# Pickin' up "Used Stuff" ?



## graham-xrf (Mar 2, 2022)

When I can, I buy new, and if I can, I try to make it the best - but not this time. I needed a stand to put on the granite surface, and I saw one on eBay.

As it happens, it was in a bundle that included two "*Victor" 0.0005"* lever arm DTI indicators, and a larger dial "*Exacta" brand 0.001"* divisions plunger type DTI.

Also in the pile was an assortment of clamps and a rod, most of which did not seem to fit anything in any combination, except for the spring dovetail mount, which holds the DTIs.

I paid *£25* for this stuff (about *$33*).
I always knew the stuff might need some refurbish. It turns out not to be total junk!  



	

		
			
		

		
	
 _ _
	

		
			
		

		
	




The DTIs do all seem to work as they should. The lever DTI on the right is a little sticky, but looks as if it would respond well to a cleanup in the ultrasound bath, and a little instrument watchmaker type oil. The spring split-dovetail clamp is kinda old-school quality, nothing like those aluminium dovetail things you get on cheap Chinese eBay mag-stand DTIs.

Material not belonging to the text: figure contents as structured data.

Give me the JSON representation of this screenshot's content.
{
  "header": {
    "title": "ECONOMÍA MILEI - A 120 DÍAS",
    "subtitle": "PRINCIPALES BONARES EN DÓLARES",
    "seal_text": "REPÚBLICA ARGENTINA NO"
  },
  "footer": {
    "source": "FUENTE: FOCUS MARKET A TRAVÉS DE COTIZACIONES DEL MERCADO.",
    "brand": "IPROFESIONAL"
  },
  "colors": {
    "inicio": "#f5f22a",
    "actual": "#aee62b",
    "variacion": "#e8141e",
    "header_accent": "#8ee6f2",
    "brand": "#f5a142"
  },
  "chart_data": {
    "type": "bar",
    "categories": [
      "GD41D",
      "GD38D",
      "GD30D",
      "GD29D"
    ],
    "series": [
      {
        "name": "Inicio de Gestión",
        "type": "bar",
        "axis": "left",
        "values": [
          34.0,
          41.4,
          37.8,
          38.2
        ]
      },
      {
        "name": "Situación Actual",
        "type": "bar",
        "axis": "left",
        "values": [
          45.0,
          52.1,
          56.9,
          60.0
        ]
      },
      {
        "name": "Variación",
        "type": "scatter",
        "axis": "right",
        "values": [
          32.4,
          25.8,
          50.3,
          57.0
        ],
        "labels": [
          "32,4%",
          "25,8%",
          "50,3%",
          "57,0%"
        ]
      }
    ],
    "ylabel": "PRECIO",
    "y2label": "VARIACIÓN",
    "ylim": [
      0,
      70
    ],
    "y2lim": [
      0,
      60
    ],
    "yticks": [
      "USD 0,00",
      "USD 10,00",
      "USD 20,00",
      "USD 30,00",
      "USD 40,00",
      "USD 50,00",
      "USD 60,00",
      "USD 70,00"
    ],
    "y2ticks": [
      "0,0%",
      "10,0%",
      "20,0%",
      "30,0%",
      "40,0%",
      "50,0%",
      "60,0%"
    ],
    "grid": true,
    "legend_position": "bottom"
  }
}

Despite that there needs to be some de-rusting attention, and a clean-up, I am thinking I probably did OK on this deal. 
EDIT [ Ref Post #7 - It seems the stand is a Starrett]

*Pins through the base?*
There are two pins through the base, near the adjust knob end, emerging flush on the underside.  I don't actually know what these are about, and I would be glad if someone can explain.


----------



## T Bredehoft (Mar 2, 2022)

the pins allow you to move the indicator parallel the edge of the table.  so as to allign something with another something.


----------



## graham-xrf (Mar 2, 2022)

T Bredehoft said:


> the pins allow you to move the indicator parallel the edge of the table.  so as to allign something with another something.


Thanks Tom. I just tried that. I can push them through to poke out the bottom.


----------



## mmcmdl (Mar 2, 2022)

The pins denote a toolmakers gage vs. a surface gage .


----------



## ConValSam (Mar 2, 2022)

I'd say you made out like a bandit!

I'll be curious to see what they look like after you give them some special treatment....


----------



## graham-xrf (Mar 2, 2022)

mmcmdl said:


> The pins denote a toolmakers gage vs. a surface gage .


Interesting!
I do have a couple of height gauges intended to slide around on a surface plate, the kind with vernier scale, and  the carbide wedge scriber, but I don't get them out often. I was after something to hold a DTI to check the parallelism across a part, put down on a granite surface plate. Everything else I own that can mount a DTI was on a small magnetic base. Even the best of them, "Eclipse" brand was still reliant on the magnet to stay put.

One can aspire to the Stefan Gotteswinter Squareness comparator, which has a bolt-on front bumper, and really fat vertical pole made of hardened and ground linear shafting, a mighty clamp with a sprung adjuster for the DTI, and four hardened feet under, all surface ground to be coplanar. My kit is altogether much more humble. I even hesitated on the eBay purchase, because I come from a time, and circumstances where one does not easily part with £25 without very close consideration. (I have qualified for the HM TightWad Award before)   

@ConValSam is absolutely right! For all that kit in working order, it was a bit of a score. Not even auctioned. I hit the "buy it now" button. I have taken it apart already. If I am going to use it, then I am going to give it a reasonable make-over. Not crazy OTT, but something about good enough to make a 5-tenths DTI feel proud!


----------



## graham-xrf (Mar 2, 2022)

ConValSam said:


> I'd say you made out like a bandit!
> 
> I'll be curious to see what they look like after you give them some special treatment....


As it happens, while I was cleaning it up, I noticed the engraving on it's shaft.
Maybe from the days when the brand was the last word cat's whiskers, but it says..
"The LS. Starrett Co.
 Athol. Mass. U.S.A."
OK - so now I own something Starrett


----------